Studies on carboxylases. VIII.- Enzymatic inhibition of pyruvic carboxylase by antibiotics derived from the naphthotacenic nucleus

A study has been made of the inhibitory action of the antibiotics tetracycline, chlorotetracycline and oxytetracycline on purified pyruvic carboxylase. The velocity of decarboxylation of pyruvic acid by the enzyme preparation at different antibiotic concentrations was determined manometrically.

The graphs which represent v/v, as regards the molar concentration of antibiotic, present two very marked points of inflection in the three derivatives of the naphthacenic nucleus, wich indicates that these three compouds behave in a similar way qualitatively and quantitatively.

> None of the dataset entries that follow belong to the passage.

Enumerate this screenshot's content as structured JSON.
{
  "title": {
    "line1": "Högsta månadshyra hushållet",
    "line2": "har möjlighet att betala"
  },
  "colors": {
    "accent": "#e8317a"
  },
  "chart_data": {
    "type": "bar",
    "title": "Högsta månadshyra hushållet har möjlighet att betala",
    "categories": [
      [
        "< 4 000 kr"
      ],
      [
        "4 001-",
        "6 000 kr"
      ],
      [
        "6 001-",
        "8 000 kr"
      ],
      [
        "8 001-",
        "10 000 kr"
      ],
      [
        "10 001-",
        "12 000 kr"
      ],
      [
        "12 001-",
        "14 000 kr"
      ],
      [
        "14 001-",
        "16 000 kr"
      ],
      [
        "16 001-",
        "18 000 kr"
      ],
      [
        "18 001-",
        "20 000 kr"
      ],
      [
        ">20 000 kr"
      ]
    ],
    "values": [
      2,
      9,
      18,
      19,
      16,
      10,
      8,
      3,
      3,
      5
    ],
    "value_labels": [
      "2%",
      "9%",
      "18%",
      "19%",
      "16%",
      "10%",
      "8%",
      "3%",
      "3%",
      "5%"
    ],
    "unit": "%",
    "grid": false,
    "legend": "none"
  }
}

The substrate has in all cases a protective action on the enzyme activity; in the case of tetracycline and of chlorotetracycline, a ten-fold increase in substrate concentration reduces the inhibition to approximately one half, while in the case of oxytetracycline the protective action of the substrate is less marked.

The addition of inert proteins considerably reduces the inhibition and thus employing crude preparations of the enzyme a much smaller inhibition is reached than with the purified enzyme : this indicates that the three antibiotics mentioned unite with proteins to form non-specific complexes, complexes which may facilitate distribution in the organism through the plasmatic proteins.

The divalent cations magnesium and manganese have a marked effect on the inhibition: the addition of 5 x 10-4 mols by liter of ions reduces the inhibition by half; on the other hand in the least. These results suggest that the mechanism of inhibition is complex, due to the funcional groups common to the three antibiotics studied; part of the inhibition is caused by non-specific interaction with the protein part of the enzyme and another part is due to union with the divalent ions which the enzyme requires for its functioning. Results with cysteine indicate that there is no block nor oxidation of the sulp-hydryl groups of the enzyme.